For Coverity, it was articulating the business impact of testing for software defects in QA - or worse, in the field - and the benefit of testing the code as it is written in development (Development Testing). For Tanium, it was framing the problem around the latency of legacy tools, and because cyber attacks now happen within minutes or hours, IT needs to know what’s happening across the enterprise and act on it within seconds. Not to mention all of the new things that are now possible with access to instantaneous data (15-Second Endpoint Visibility and Control).
Both were successful in articulating a problem that was deemed unsolvable with current tools and processes, conditioning the market to accept this new approach with a defensible position against the competition, and in the process defining a new category or reviving a stagnant category. In retrospect, what I now realize is that a well-crafted point of view and narrative is only one part of the category design equation. It has to be aligned with the company - embraced from the top down and ingrained into the culture - as well as in lockstep with the product strategy.
These may not be areas that the CMO has control or influence over within the organization. For example, if the category vision is widely disconnected from the product reality and there isn’t a clear path to fill the product gaps, then the sales team will revert back to what they can sell today and the category falls flat. If the category and company are misaligned, it may be because the CMO isn’t in a position to drive the change required internally. In many cases this means moving an entire executive team and founders from what they think is the right answer to a new place. The ability to drive the category design process isn’t a function of a lack of experience or expertise. It’s a function of the CMO’s role within the team.
Category design also creates a framework for the CEO and the CMO to align around.

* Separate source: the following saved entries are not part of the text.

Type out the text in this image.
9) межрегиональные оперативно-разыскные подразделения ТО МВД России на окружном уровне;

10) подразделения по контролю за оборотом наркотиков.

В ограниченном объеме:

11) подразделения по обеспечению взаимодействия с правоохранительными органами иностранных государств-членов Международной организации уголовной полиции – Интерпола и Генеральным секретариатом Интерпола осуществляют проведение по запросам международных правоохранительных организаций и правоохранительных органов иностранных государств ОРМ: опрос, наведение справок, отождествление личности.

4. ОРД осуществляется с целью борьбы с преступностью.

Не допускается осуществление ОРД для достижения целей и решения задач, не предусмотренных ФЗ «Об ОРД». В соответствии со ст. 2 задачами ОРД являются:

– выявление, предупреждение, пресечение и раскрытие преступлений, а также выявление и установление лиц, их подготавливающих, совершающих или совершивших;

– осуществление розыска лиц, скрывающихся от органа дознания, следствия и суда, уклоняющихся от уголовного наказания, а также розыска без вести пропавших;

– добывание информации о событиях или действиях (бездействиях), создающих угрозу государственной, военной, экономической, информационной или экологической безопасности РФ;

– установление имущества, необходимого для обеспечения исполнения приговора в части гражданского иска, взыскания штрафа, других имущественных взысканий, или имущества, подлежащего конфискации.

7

The CMO can better capture and synthesize the founder/CEO’s vision and insight into the problem and the market, and the CEO can more clearly see the direct translation of this vision and insight into marketing strategy and execution. Between Coverity and Tanium, I spent a year as a partner in the market development team at Andreessen Horowitz. As part of my role, I worked with the enterprise portfolio company founder/CEOs and CMOs on go-to-market strategy and I spoke with dozens of company founder/CEOs to help them crystallize the profile of their first marketing executive hire.
Through this process I saw a common pattern emerge. CMOs with product marketing backgrounds were the best fit in earlier stage, high-growth startups, especially those with technical founders. This is for many of the reasons I’ve already discussed, but what I now realize these founders were really asking for was a person who could translate their vision and insight into a differentiated yet consumable message and condition the market to accept this vision as the new way forward. Or in other words, they wanted a person who could define a category that matters and put their company in a position to dominate it over time, disrupting the incumbents and the status quo in the process.
After looking at this problem both from the inside-out in an operating role and from the outside-in in an advisory role, I clearly see how a category design framework helps to create a common language that the CEO, CMO, and the rest of the executive team can align around, bridging the gaps that naturally exist when you bring together individuals from different backgrounds and functional expertise.
Whatever the next step in my CMO journey entails, I’m mastering the skills to become a category design jedi master. I believe category design will transcend the role of the CMO and in the process create two camps of marketing executives: strategic business leaders who can drive the category design process through an organization and re-shape the market - and tactical functional leaders. I’m increasing my odds of success in the first camp. Which camp do you want to be in?